Scorpion
Both characters are dealing with loss. Mira’s parents have recently died, and her longtime boyfriend has left her for another woman. The Captain is separating from his wife and worries that his own father might be dying. These newfound absences are echoed in the backdrop of Athens itself, suffering through economic losses and austerity measures. “I noticed all the boarded-up buildings,” Mira thinks, “the closed businesses.” The city, like the book’s protagonists, feels haunted.
In the apartment her parents left behind, Mira takes stock of their belongings. “Excavating these remnants of the past, I felt neither nostalgia nor a particular connection,” she says. “I felt newly empty.” The tone of the book, too, is emptied, the prose scraped clean of adornment. Mira in no way resembles the spiny, venomous scorpionfish of the title; her voice lies flat, as if attempting to avoid detection. Throughout the novel, secondary characters frequently leave Athens, so that all that remains are the lean voices of the two protagonists.
The twinned narration largely functions to further the book’s doubling theme: two characters with ties to two countries (both have spent significant time in America and Greece) on two balconies speaking two languages, living in a world cleaved into the real and the shadowy.
Walking around Athens, Mira notes that “light shimmered through the olive trees like an invitation to another world.” This simile becomes increasingly literal as the story progresses. The novel is thick with the memory of missing people, which creates a kind of ghost landscape alongside the physical terrain of the city.

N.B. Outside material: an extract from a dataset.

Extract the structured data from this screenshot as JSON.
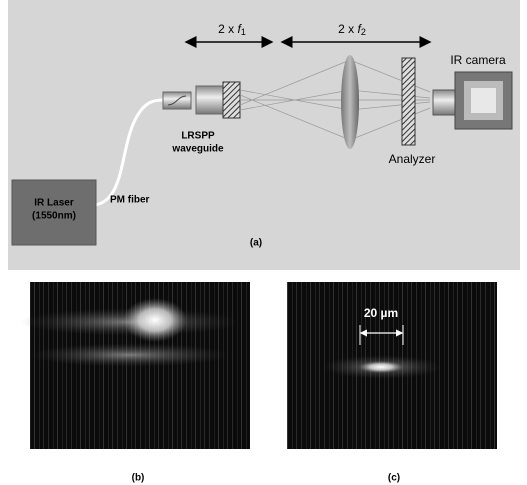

When Mira meets The Captain on the roof of their apartment building, she’s assailed with a scene from the past: “My mother is on that roof with us, in that yellow dress: drunk and singing.”
As Mira bends over to spit out toothpaste, she can “just about feel” her mother’s eyes on the back of her neck. When she returns to shore after a swim, a woman asks her whether there was another person out there with her. No, Mira had gone alone. Maybe the woman’s eyesight was hindered by distance. Or perhaps the ghost map and its physical counterpart had merged, very briefly.
Even as Mira stumbles around in a fugue of grief, seeing her mother where she can’t be, the novel still allows for close, quiet moments of happiness and human connection. In Athens, she revels in “that fervent, liberating joy I felt nowhere else in the world.” She spends her evenings talking to The Captain on their balconies, their stories—and lives—intertwining “like a double helix.” The book offers these two remedies as solutions against bereavement and loneliness: people and the city they make up.
Whereas Scorpionfish shows how grief threads itself through daily life, Victoria Chang’s Obit demonstrates how grief swallows everything—time and language, in particular.
The book is a collection of prose poems, modeled after narrow newspaper obituaries, though they also invoke the rectangular solidity of gravestones. Some chronicle the deaths of concepts, such as ambition and friendship, but most revolve around the death of Chang’s mother and the illness of her father, whose brain, due to dementia, “died before him.”